Tuesday, January 25, 2011

The World Really Is Flat





We traveled this morning from Mumbai to Bangalore. Sure enough, the city is flat.

Maybe not so much flat as in topography, but clearly it is flat as in geography. In fact, the city is a mini-lesson in world geography because every major multinational corporation seems to have some type of presence here.

We saw buildings, in some cases campuses, with names like HP, Microsoft, Accenture, CapGemini, Intel, Cisco...the list is seemingly endless.

What are they doing here? In faraway southern India? In a city that just 20 years ago had 500,000 people and today has 5,000,000?

Two reasons:

1. The weather is spectacular Think San Diego. And that's true just about every day of the year, with just enough rain to make the city look like a giant garden with blossoming flowers and trees everywhere.

2. The education is abundant and technical.
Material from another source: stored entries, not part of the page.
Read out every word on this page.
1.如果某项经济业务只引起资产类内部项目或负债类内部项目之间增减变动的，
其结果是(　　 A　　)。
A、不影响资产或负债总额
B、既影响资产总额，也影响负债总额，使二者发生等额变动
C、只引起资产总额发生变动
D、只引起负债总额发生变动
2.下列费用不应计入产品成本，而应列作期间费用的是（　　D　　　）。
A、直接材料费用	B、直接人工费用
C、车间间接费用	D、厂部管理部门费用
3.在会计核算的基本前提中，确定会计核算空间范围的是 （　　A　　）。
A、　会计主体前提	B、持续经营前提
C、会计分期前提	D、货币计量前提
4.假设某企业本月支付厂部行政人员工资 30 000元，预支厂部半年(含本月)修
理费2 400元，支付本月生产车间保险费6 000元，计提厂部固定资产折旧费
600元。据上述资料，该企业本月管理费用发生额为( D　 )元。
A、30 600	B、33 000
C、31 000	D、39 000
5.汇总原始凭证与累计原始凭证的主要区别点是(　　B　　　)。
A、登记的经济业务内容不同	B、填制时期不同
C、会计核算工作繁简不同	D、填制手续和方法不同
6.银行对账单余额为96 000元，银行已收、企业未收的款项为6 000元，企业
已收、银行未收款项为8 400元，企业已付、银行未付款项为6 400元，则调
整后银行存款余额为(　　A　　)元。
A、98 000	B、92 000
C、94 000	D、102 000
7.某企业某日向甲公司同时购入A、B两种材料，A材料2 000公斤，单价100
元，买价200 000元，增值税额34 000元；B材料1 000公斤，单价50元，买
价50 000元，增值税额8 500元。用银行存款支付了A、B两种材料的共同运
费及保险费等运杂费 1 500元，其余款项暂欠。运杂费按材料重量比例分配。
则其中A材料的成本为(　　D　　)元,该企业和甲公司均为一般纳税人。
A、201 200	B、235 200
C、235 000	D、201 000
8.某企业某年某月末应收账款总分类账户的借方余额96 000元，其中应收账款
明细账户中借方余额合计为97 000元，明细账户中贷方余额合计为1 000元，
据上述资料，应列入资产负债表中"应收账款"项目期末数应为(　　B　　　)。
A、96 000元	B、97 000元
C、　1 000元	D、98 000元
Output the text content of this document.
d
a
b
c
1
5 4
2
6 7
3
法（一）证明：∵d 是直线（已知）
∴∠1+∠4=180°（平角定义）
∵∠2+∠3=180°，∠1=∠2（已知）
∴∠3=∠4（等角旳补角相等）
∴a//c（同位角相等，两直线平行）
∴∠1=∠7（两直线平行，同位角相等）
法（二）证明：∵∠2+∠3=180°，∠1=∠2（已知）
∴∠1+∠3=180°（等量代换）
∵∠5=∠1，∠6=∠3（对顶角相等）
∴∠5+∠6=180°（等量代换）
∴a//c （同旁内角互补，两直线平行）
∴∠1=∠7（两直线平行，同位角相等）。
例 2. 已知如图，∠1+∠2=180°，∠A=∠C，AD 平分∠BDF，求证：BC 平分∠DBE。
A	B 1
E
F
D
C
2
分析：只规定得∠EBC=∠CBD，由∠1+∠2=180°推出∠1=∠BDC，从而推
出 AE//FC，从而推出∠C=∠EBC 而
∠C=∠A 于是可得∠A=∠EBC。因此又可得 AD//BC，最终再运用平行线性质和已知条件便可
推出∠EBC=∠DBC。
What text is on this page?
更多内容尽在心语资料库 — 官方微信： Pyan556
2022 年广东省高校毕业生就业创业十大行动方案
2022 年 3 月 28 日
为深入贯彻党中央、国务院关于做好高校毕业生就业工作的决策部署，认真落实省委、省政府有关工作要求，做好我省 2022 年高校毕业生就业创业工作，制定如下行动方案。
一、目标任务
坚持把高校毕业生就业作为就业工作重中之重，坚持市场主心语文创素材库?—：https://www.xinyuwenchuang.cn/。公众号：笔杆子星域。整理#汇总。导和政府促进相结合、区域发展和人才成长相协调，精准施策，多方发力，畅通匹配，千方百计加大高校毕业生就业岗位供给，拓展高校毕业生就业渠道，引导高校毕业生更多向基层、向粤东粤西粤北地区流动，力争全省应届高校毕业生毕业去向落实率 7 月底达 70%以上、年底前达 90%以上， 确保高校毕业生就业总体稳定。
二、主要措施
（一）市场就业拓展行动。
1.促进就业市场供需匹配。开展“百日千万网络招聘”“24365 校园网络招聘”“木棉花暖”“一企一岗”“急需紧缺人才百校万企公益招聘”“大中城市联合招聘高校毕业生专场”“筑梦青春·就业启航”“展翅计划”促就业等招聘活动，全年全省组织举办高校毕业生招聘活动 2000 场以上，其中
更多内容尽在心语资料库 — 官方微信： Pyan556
Over 150 schools, colleges, universities and technical institutes are located here. PhD degrees are more common than temples.

Prior to the early 90s, when growth happened, the city was home to many Indian defense facilities. The thinking apparently was to locate as many of India's brightest people and sensitive projects as far away from Pakistan and China as possible.

So Bangalore had a history of being a home to many very bright engineers and scientists even before Tom Friedman discovered the city and wrote about it in his 2005 bestseller, The World Is Flat.

Growth since then has skyrocketed. It's apparent everywhere. New freeways. A new Metro. New buildings.

We visited upon our arrival with two leading examples of the types of companies that have benefitted from this explosion.

First, we toured the learning facilities of Wipro Ltd. With over $6 billion in revenues, it is the world's number one provider of integrated business, technology, consulting, testing, and process
solutions.

The company currently employs 120,000 people worldwide, over 18,000 on the campus we toured. Continuous learning is the corporate mantra, however, and each employee is required to complete 13-14 days of professional and continuing education annually. To meet this requirement, the Wipro learning center employs 127 full-time faculty, most with doctorates.

Next, we went to the sprawling corporate campus of Infosys. This company, started in 1981 with only seven full-time employees, it now has 150,000 (but with only 200 having a "title".) The company has revenues of $5.7 billion, designing and delivering technology-enabled business solutions to "help Global 2000 companies win in a flat world."

Again, education and lots of it was the recurring theme. Infosys has a $120 million campus, InfosysU, located in Mysore, about 90 miles away.

Each year 1.3 million people apply to work at Infosys but only 15,000 are hired, making entry into the company's year-long training program more competitive than Harvard.

The world may be flat but we're going to be looking up to the Indians and the Chinese if we don't make a new commitment to education. They already have.